With the rapid development of information theoretic learning, the maximum correntropy criterion (MCC) has been widely used in time series prediction area. Especially, the kernel recursive least squares (KRLS) based on MCC is studied recently due to its online recursive form and the ability to resist noise and be robust in non-Gaussian environments. However, it is not always an optimal choice that using the correntropy, which is calculated by default Gaussian kernel function, to describe the local similarity between variables. Besides, the computational burden of MCC based KRLS will raise as data size increases, thus causing difficulties in accommodating time-varying environments. Therefore, this paper proposes a quantized generalized MCC (QGMCC) to solve the above problem. Specifically, a generalized MCC (GMCC) is utilized to enhance the accuracy and flexibility in calculating the correntropy. In order to solve the problem of computational complexity, QGMCC quantizes the input space and upper bounds the network size by vector quantization (VQ) method. Furthermore, QGMCC is applied to KRLS and forming a computationally efficient and precisely predictive algorithm. After that, the improved algorithm named quantized kernel recursive generalized maximum correntropy (QKRGMC) is set up and the derivation process is also given. Experimental results of one benchmark dataset and two real-world datasets are present to verify the effectiveness of the online prediction algorithm.

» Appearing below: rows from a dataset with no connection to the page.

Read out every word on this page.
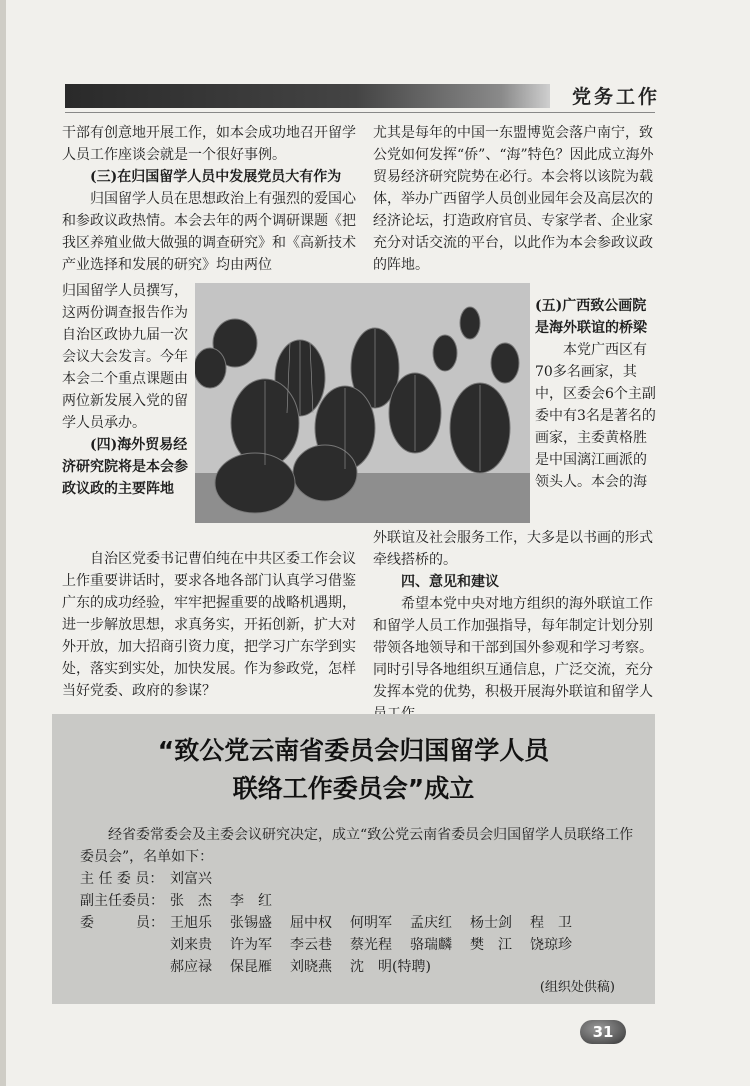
党务工作

干部有创意地开展工作，如本会成功地召开留学人员工作座谈会就是一个很好事例。

(三)在归国留学人员中发展党员大有作为

归国留学人员在思想政治上有强烈的爱国心和参政议政热情。本会去年的两个调研课题《把我区养殖业做大做强的调查研究》和《高新技术产业选择和发展的研究》均由两位

归国留学人员撰写，这两份调查报告作为自治区政协九届一次会议大会发言。今年本会二个重点课题由两位新发展入党的留学人员承办。

(四)海外贸易经济研究院将是本会参政议政的主要阵地

(五)广西致公画院是海外联谊的桥梁

本党广西区有70多名画家，其中，区委会6个主副委中有3名是著名的画家，主委黄格胜是中国漓江画派的领头人。本会的海

尤其是每年的中国一东盟博览会落户南宁，致公党如何发挥“侨”、“海”特色？因此成立海外贸易经济研究院势在必行。本会将以该院为载体，举办广西留学人员创业园年会及高层次的经济论坛，打造政府官员、专家学者、企业家充分对话交流的平台，以此作为本会参政议政的阵地。

自治区党委书记曹伯纯在中共区委工作会议上作重要讲话时，要求各地各部门认真学习借鉴广东的成功经验，牢牢把握重要的战略机遇期，进一步解放思想，求真务实，开拓创新，扩大对外开放，加大招商引资力度，把学习广东学到实处，落实到实处，加快发展。作为参政党，怎样当好党委、政府的参谋？

外联谊及社会服务工作，大多是以书画的形式牵线搭桥的。

四、意见和建议

希望本党中央对地方组织的海外联谊工作和留学人员工作加强指导，每年制定计划分别带领各地领导和干部到国外参观和学习考察。同时引导各地组织互通信息，广泛交流，充分发挥本党的优势，积极开展海外联谊和留学人

“致公党云南省委员会归国留学人员
联络工作委员会”成立

经省委常委会及主委会议研究决定，成立“致公党云南省委员会归国留学人员联络工作委员会”，名单如下：

主 任 委 员： 刘富兴
副主任委员： 张　杰 李　红
委　　　员： 王旭乐 张锡盛 屈中权 何明军 孟庆红 杨士剑 程　卫
刘来贵 许为军 李云巷 蔡光程 骆瑞麟 樊　江 饶琼珍
郝应禄 保昆雁 刘晓燕 沈　明(特聘)
(组织处供稿)
31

随着信息理论学习的飞速发展，最大熵准则（MCC）已广泛应用于时间序列预测领域。尤其是，最近由于基于MCC的内核递归最小二乘（KRLS）的在线递归形式以及在非高斯环境下具有抗噪声和鲁棒性的能力，因此对其进行了研究。但是，使用默认由高斯核函数计算的熵来描述变量之间的局部相似性并不总是一种最佳选择。此外，基于MCC的KRLS的计算负担将随着数据大小的增加而增加，从而在适应时变环境方面造成困难。因此，本文提出了一种量化的广义MCC（QGMCC）来解决上述问题。特别，利用通用的MCC（GMCC）可以提高计算熵的准确性和灵活性。为了解决计算复杂性的问题，QGMCC通过矢量量化（VQ）方法对输入空间进行量化，并限制网络的上限。此外，将QGMCC应用于KRLS，并形成了计算有效且精确预测的算法。然后，建立了改进的算法，称为量化核递归广义最大熵（QKRGMC），并给出了推导过程。给出了一个基准数据集和两个实际数据集的实验结果，以验证在线预测算法的有效性。QGMCC通过矢量量化（VQ）方法量化输入空间并限制网络大小的上限。此外，将QGMCC应用于KRLS，并形成了计算有效且精确预测的算法。然后，建立了改进的算法，称为量化核递归广义最大熵（QKRGMC），并给出了推导过程。给出了一个基准数据集和两个实际数据集的实验结果，以验证在线预测算法的有效性。QGMCC通过矢量量化（VQ）方法量化输入空间并限制网络大小的上限。此外，将QGMCC应用于KRLS，并形成了计算高效且精确预测的算法。然后，建立了改进的算法，称为量化核递归广义最大熵（QKRGMC），并给出了推导过程。给出了一个基准数据集和两个实际数据集的实验结果，以验证在线预测算法的有效性。